Ausgerechnet Versailles. Im Prachtpalast des »Sonnenkönigs«, unter glitzernden Kandelabern und Deckengemälden, auf denen Ludwig XIV. triumphal den Rhein überquert, wird am 18. Januar 1871 das »Hoch! Hoch! Hoch!« auf Kaiser Wilhelm geschmettert. Preußens Antwort auf zwei Jahrhunderte französischer Aggression, auf Ludwigs Reunion, Napoleons Besatzung, die Schmach von Jena und Auerstedt. Im Ruhmestempel der Grande Nation wird das Deutsche Kaiserreich geboren – tiefer könnte die Demütigung Frankreichs kaum sein.

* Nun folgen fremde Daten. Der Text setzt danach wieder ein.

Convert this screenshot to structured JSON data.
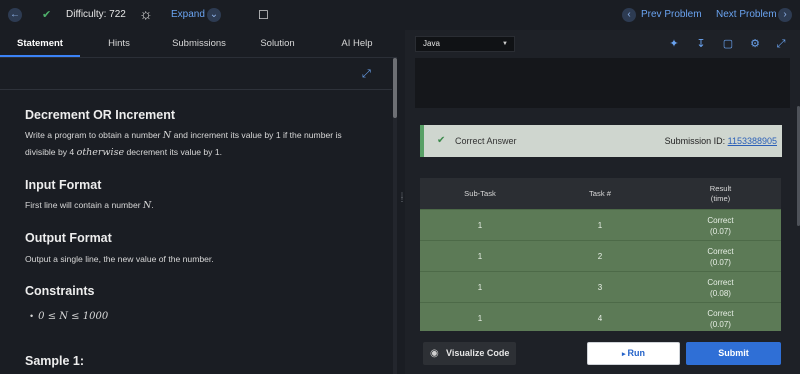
{
  "topbar": {
    "back_icon": "arrow-left",
    "difficulty_check_icon": "check",
    "difficulty_label": "Difficulty: 722",
    "theme_icon": "sun",
    "expand_label": "Expand",
    "expand_icon": "chevron-down",
    "bookmark_icon": "bookmark",
    "prev_label": "Prev Problem",
    "next_label": "Next Problem"
  },
  "tabs": [
    {
      "label": "Statement",
      "active": true
    },
    {
      "label": "Hints",
      "active": false
    },
    {
      "label": "Submissions",
      "active": false
    },
    {
      "label": "Solution",
      "active": false
    },
    {
      "label": "AI Help",
      "active": false
    }
  ],
  "problem": {
    "title": "Decrement OR Increment",
    "statement_line1_a": "Write a program to obtain a number ",
    "statement_var_n": "N",
    "statement_line1_b": " and increment its value by 1 if the number is",
    "statement_line2_a": "divisible by 4 ",
    "statement_otherwise": "otherwise",
    "statement_line2_b": " decrement its value by 1.",
    "input_heading": "Input Format",
    "input_text_a": "First line will contain a number ",
    "input_var": "N",
    "input_text_b": ".",
    "output_heading": "Output Format",
    "output_text": "Output a single line, the new value of the number.",
    "constraints_heading": "Constraints",
    "constraint": "0 ≤ N ≤ 1000",
    "sample_heading": "Sample 1:"
  },
  "editor": {
    "language": "Java",
    "toolbar_icons": [
      "magic-wand",
      "download",
      "comment",
      "settings",
      "fullscreen"
    ]
  },
  "result": {
    "status": "Correct Answer",
    "submission_label": "Submission ID: ",
    "submission_id": "1153388905",
    "headers": {
      "subtask": "Sub-Task",
      "task": "Task #",
      "result": "Result",
      "time": "(time)"
    },
    "rows": [
      {
        "subtask": "1",
        "task": "1",
        "result": "Correct",
        "time": "(0.07)"
      },
      {
        "subtask": "1",
        "task": "2",
        "result": "Correct",
        "time": "(0.07)"
      },
      {
        "subtask": "1",
        "task": "3",
        "result": "Correct",
        "time": "(0.08)"
      },
      {
        "subtask": "1",
        "task": "4",
        "result": "Correct",
        "time": "(0.07)"
      }
    ]
  },
  "footer": {
    "visualize_label": "Visualize Code",
    "run_label": "Run",
    "submit_label": "Submit"
  },
  "colors": {
    "accent": "#3b82f6",
    "success": "#58a066",
    "row_green": "#5c7a56",
    "submit": "#2f6fd6"
  }
}
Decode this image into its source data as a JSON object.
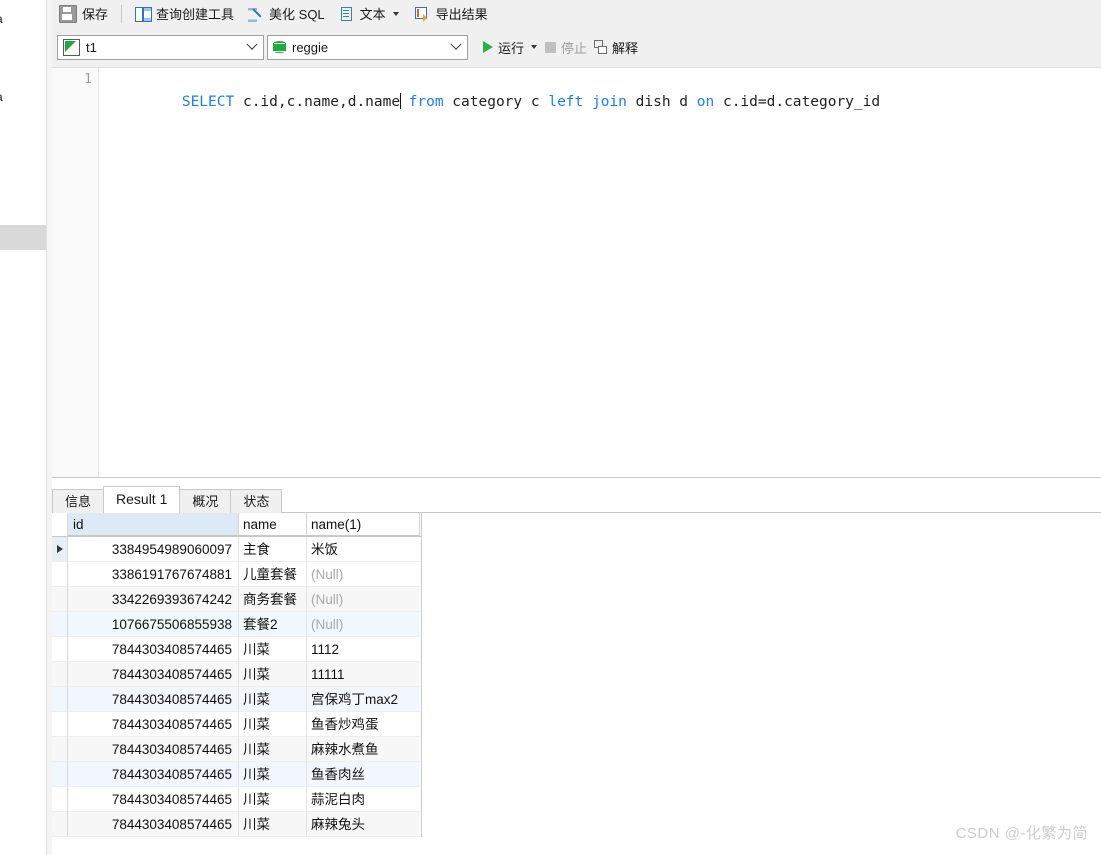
{
  "sidebar": {
    "clipped_labels": [
      "ma",
      "ma"
    ]
  },
  "toolbar": {
    "items": [
      {
        "icon": "save-icon",
        "label": "保存",
        "name": "save-button"
      },
      {
        "icon": "query-builder-icon",
        "label": "查询创建工具",
        "name": "query-builder-button"
      },
      {
        "icon": "beautify-icon",
        "label": "美化 SQL",
        "name": "beautify-sql-button"
      },
      {
        "icon": "text-icon",
        "label": "文本",
        "name": "text-button"
      },
      {
        "icon": "export-icon",
        "label": "导出结果",
        "name": "export-results-button"
      }
    ]
  },
  "toolbar2": {
    "table_combo": {
      "value": "t1",
      "icon": "table-icon"
    },
    "db_combo": {
      "value": "reggie",
      "icon": "database-icon"
    },
    "run_label": "运行",
    "stop_label": "停止",
    "explain_label": "解释"
  },
  "editor": {
    "line_number": "1",
    "tokens": [
      {
        "t": "SELECT",
        "k": true
      },
      {
        "t": " c.id,c.name,d.name",
        "k": false
      },
      {
        "t": "CARET",
        "k": false
      },
      {
        "t": " from",
        "k": true
      },
      {
        "t": " category c",
        "k": false
      },
      {
        "t": " left join",
        "k": true
      },
      {
        "t": " dish d",
        "k": false
      },
      {
        "t": " on",
        "k": true
      },
      {
        "t": " c.id=d.category_id",
        "k": false
      }
    ],
    "full_text": "SELECT c.id,c.name,d.name from category c left join dish d on c.id=d.category_id"
  },
  "tabs": [
    {
      "label": "信息",
      "active": false,
      "name": "tab-info"
    },
    {
      "label": "Result 1",
      "active": true,
      "name": "tab-result-1"
    },
    {
      "label": "概况",
      "active": false,
      "name": "tab-profile"
    },
    {
      "label": "状态",
      "active": false,
      "name": "tab-status"
    }
  ],
  "result_grid": {
    "columns": [
      "id",
      "name",
      "name(1)"
    ],
    "selected_column": "id",
    "current_row": 0,
    "rows": [
      {
        "id": "3384954989060097",
        "name": "主食",
        "name1": "米饭",
        "null1": false
      },
      {
        "id": "3386191767674881",
        "name": "儿童套餐",
        "name1": "(Null)",
        "null1": true
      },
      {
        "id": "3342269393674242",
        "name": "商务套餐",
        "name1": "(Null)",
        "null1": true
      },
      {
        "id": "1076675506855938",
        "name": "套餐2",
        "name1": "(Null)",
        "null1": true
      },
      {
        "id": "7844303408574465",
        "name": "川菜",
        "name1": "1112",
        "null1": false
      },
      {
        "id": "7844303408574465",
        "name": "川菜",
        "name1": "11111",
        "null1": false
      },
      {
        "id": "7844303408574465",
        "name": "川菜",
        "name1": "宫保鸡丁max2",
        "null1": false
      },
      {
        "id": "7844303408574465",
        "name": "川菜",
        "name1": "鱼香炒鸡蛋",
        "null1": false
      },
      {
        "id": "7844303408574465",
        "name": "川菜",
        "name1": "麻辣水煮鱼",
        "null1": false
      },
      {
        "id": "7844303408574465",
        "name": "川菜",
        "name1": "鱼香肉丝",
        "null1": false
      },
      {
        "id": "7844303408574465",
        "name": "川菜",
        "name1": "蒜泥白肉",
        "null1": false
      },
      {
        "id": "7844303408574465",
        "name": "川菜",
        "name1": "麻辣兔头",
        "null1": false
      }
    ]
  },
  "watermark": {
    "text": "CSDN @-化繁为简"
  },
  "colors": {
    "toolbar_bg": "#f0f0f0",
    "keyword": "#1a7ff0",
    "run_green": "#2bb14a",
    "selected_column_header": "#ddeaf6",
    "null_text": "#a9a9a9",
    "watermark": "#cdcdcd"
  }
}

Nach dem Ersten Weltkrieg, im Juni 1919, trifft man sich noch einmal in Versailles. Dass der Weg von Versailles nach Versailles führte, von Krieg zu Krieg, hat düstere Schatten auf das Bild des ersten deutschen Nationalstaats geworfen. Bis 1918 galt er als Zieleinlauf preußischer Geschichte – nach 1945 schmähte selbst Thomas Mann, einst Parteigänger des Wilhelminismus, das »Unheilige Deutsche Reich preußischer Nation« als Kriegstreiber. Fortan galt als verhängnisvoller Irrweg, dass ein militärmonarchischer Obrigkeitsstaat die Einheit mit »Eisen und Blut« und durch allzu großen Rabatt auf Freiheit und Parlamentarismus geschmiedet hatte. Zum 100. Jahrestag der Reichsgründung 1971 verweigerte Bundespräsident Gustav Heinemann demonstrativ die Feierlaune.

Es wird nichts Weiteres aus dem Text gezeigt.